In recent lockdowns, many councils have encouraged local people to leave their homes and travel to the library for ‘click and collect’ and ‘essential’ PC use, even while the national government was advising them to stay at home. This mixed and confusing messaging was opposed by Unison, whose position was that all libraries should close.
‘We all love our libraries,’ a Unison press release from November reads, ‘but it is paramount that libraries play their part in reducing the risk of transmitting the virus. And ‘closed’ must mean putting a temporary stop to all click and collect services and access to IT provision too. We need to save lives and protect our local communities and the NHS. It is simply not sensible to encourage unnecessary travel.’
As Eamon Tewell, another US library worker and campaigner put it, ‘The library being fully open signals to the world that nothing’s wrong, even when that’s clearly not the case.’
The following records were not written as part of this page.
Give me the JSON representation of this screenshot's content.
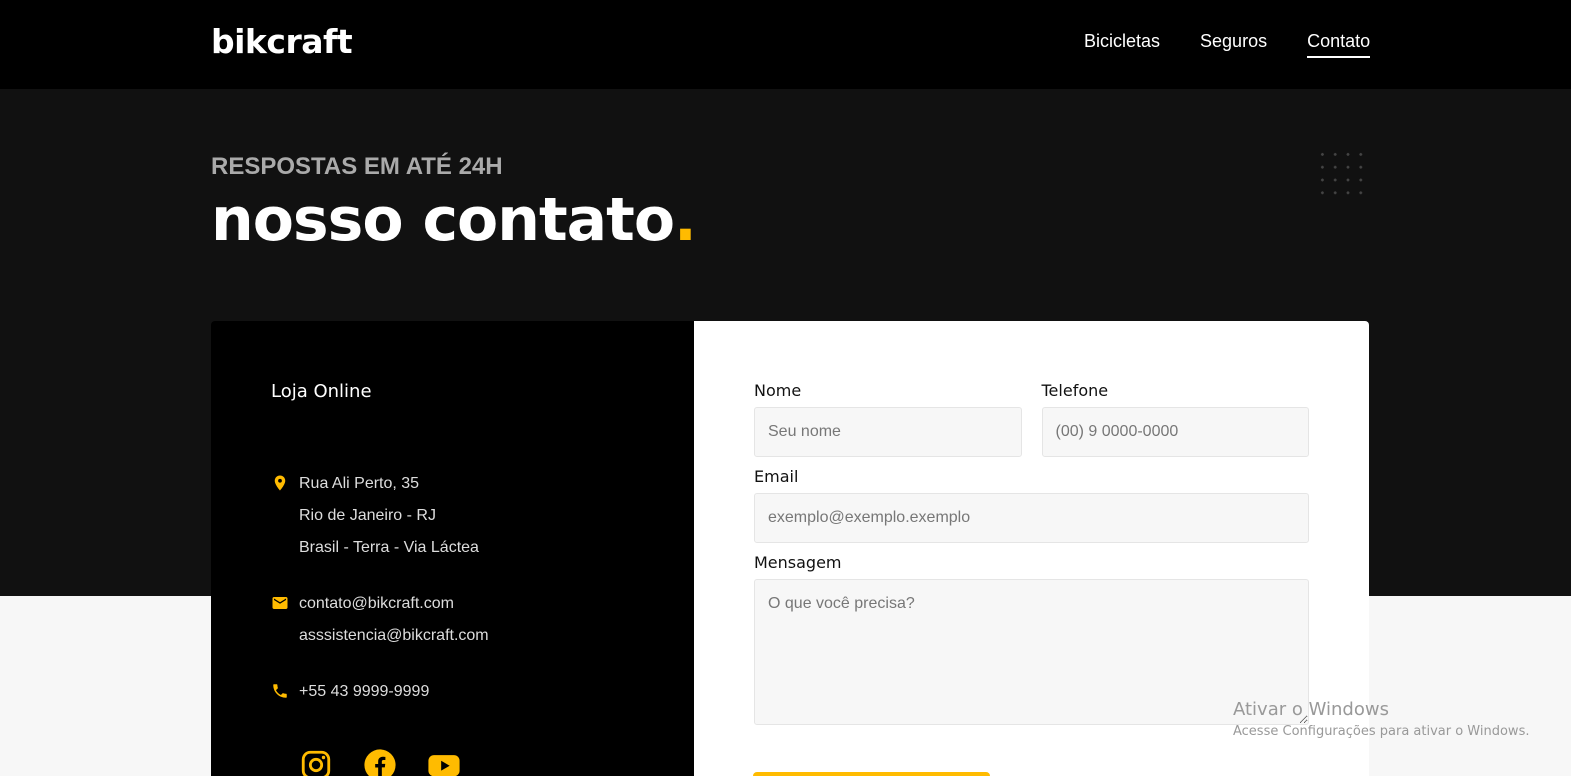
{
  "header": {
    "logo": "bikcraft",
    "nav": [
      {
        "label": "Bicicletas",
        "active": false
      },
      {
        "label": "Seguros",
        "active": false
      },
      {
        "label": "Contato",
        "active": true
      }
    ]
  },
  "hero": {
    "eyebrow": "RESPOSTAS EM ATÉ 24H",
    "title": "nosso contato",
    "title_dot": "."
  },
  "info": {
    "heading": "Loja Online",
    "address": [
      "Rua Ali Perto, 35",
      "Rio de Janeiro - RJ",
      "Brasil - Terra - Via Láctea"
    ],
    "emails": [
      "contato@bikcraft.com",
      "asssistencia@bikcraft.com"
    ],
    "phone": "+55 43 9999-9999",
    "icons": {
      "address": "location-pin-icon",
      "email": "mail-icon",
      "phone": "phone-icon"
    },
    "social": [
      "instagram-icon",
      "facebook-icon",
      "youtube-icon"
    ]
  },
  "form": {
    "nome": {
      "label": "Nome",
      "placeholder": "Seu nome"
    },
    "telefone": {
      "label": "Telefone",
      "placeholder": "(00) 9 0000-0000"
    },
    "email": {
      "label": "Email",
      "placeholder": "exemplo@exemplo.exemplo"
    },
    "mensagem": {
      "label": "Mensagem",
      "placeholder": "O que você precisa?"
    }
  },
  "watermark": {
    "line1": "Ativar o Windows",
    "line2": "Acesse Configurações para ativar o Windows."
  },
  "colors": {
    "accent": "#ffbb00",
    "dark": "#111111",
    "black": "#000000"
  }
}
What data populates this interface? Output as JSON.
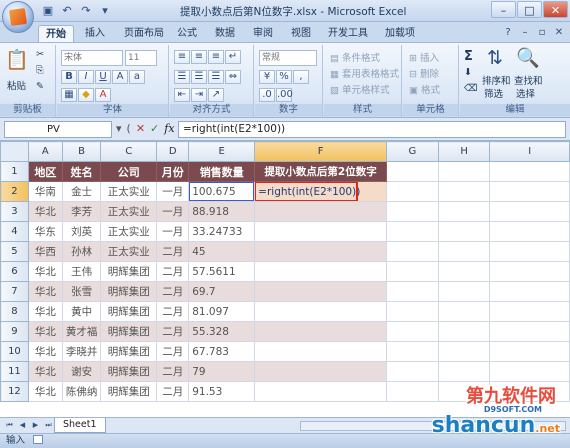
{
  "window": {
    "title": "提取小数点后第N位数字.xlsx - Microsoft Excel"
  },
  "tabs": [
    "开始",
    "插入",
    "页面布局",
    "公式",
    "数据",
    "审阅",
    "视图",
    "开发工具",
    "加载项"
  ],
  "ribbon": {
    "clipboard": {
      "paste": "粘贴",
      "label": "剪贴板"
    },
    "font": {
      "name": "宋体",
      "size": "11",
      "label": "字体"
    },
    "alignment": {
      "label": "对齐方式"
    },
    "number": {
      "format": "常规",
      "label": "数字"
    },
    "styles": {
      "conditional": "条件格式",
      "table": "套用表格格式",
      "cell": "单元格样式",
      "label": "样式"
    },
    "cells": {
      "insert": "插入",
      "delete": "删除",
      "format": "格式",
      "label": "单元格"
    },
    "editing": {
      "sum": "Σ",
      "sort": "排序和",
      "filter": "筛选",
      "find": "查找和",
      "select": "选择",
      "label": "编辑"
    }
  },
  "formula_bar": {
    "name_box": "PV",
    "formula": "=right(int(E2*100))"
  },
  "grid": {
    "columns": [
      "A",
      "B",
      "C",
      "D",
      "E",
      "F",
      "G",
      "H",
      "I"
    ],
    "headers": [
      "地区",
      "姓名",
      "公司",
      "月份",
      "销售数量",
      "提取小数点后第2位数字"
    ],
    "rows": [
      [
        "华南",
        "金士",
        "正太实业",
        "一月",
        "100.675",
        "=right(int(E2*100))"
      ],
      [
        "华北",
        "李芳",
        "正太实业",
        "一月",
        "88.918",
        ""
      ],
      [
        "华东",
        "刘英",
        "正太实业",
        "一月",
        "33.24733",
        ""
      ],
      [
        "华西",
        "孙林",
        "正太实业",
        "二月",
        "45",
        ""
      ],
      [
        "华北",
        "王伟",
        "明辉集团",
        "二月",
        "57.5611",
        ""
      ],
      [
        "华北",
        "张雪",
        "明辉集团",
        "二月",
        "69.7",
        ""
      ],
      [
        "华北",
        "黄中",
        "明辉集团",
        "二月",
        "81.097",
        ""
      ],
      [
        "华北",
        "黄才福",
        "明辉集团",
        "二月",
        "55.328",
        ""
      ],
      [
        "华北",
        "李晓并",
        "明辉集团",
        "二月",
        "67.783",
        ""
      ],
      [
        "华北",
        "谢安",
        "明辉集团",
        "二月",
        "79",
        ""
      ],
      [
        "华北",
        "陈佛纳",
        "明辉集团",
        "二月",
        "91.53",
        ""
      ]
    ]
  },
  "sheet_tab": "Sheet1",
  "status": "输入",
  "watermark": {
    "top": "第九软件网",
    "domain": "D9SOFT.COM",
    "bottom": "shancun",
    "bottom_tld": ".net"
  }
}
We were told by library leaders and politicians that being deemed ‘essential’ and staying open during a pandemic would somehow protect us from future cuts, but this hasn’t happened. This risky and politically motivated strategy has not only put library workers and users at increased risk; it has also reinforced the damaging narratives of resilience and vocational awe which class library staff as heroes struggling through the pandemic, desperately trying to justify our own worth by doing more with less.
It’s important to put all this is context. Approximately 1,000 of the UK’s public libraries have closed since 2010, and 10,000 library workers have lost their jobs. We’ve also seen a 30 percent drop in funding in this period. We now have hundreds of libraries run by volunteers: in fact, there are more volunteers in public libraries than paid, trained staff.
And the cuts keep on coming. There have been proposals to close five libraries in Croydon, to cut £500,000 from the library budget in Lewisham, and to cut £1.5 million in Leeds. Similar cuts are on the table in Bexley, Windsor and Maidenhead, and South Lanarkshire. Tower Hamlets Council recently proposed a £1.6 million cut to their libraries budget, but a union- and community-led campaign forced them to back down; nonetheless, I have heard that some library workers may still be forced to re-interview for their own jobs, so the fight continues.
The fight also continues in Essex, where campaigners have led a spirited and inspirational struggle against their council’s plans to slash the library service. They’ve galvanised support throughout the county, including from unions and teachers, and have held protests and marches. This model of community campaigning backed by unions has also been successful in places like Barnet and Lambeth.
Public libraries are a crucial statutory service and cost a pittance to run – usually just 0.6 percent of a council’s budget, and approximately £800 million a year nationwide. Cutting them creates a false economy, causing untold damage to the communities they serve. This is why we must continue to fight not only for libraries, but for library workers: without them, the services will cease to exist.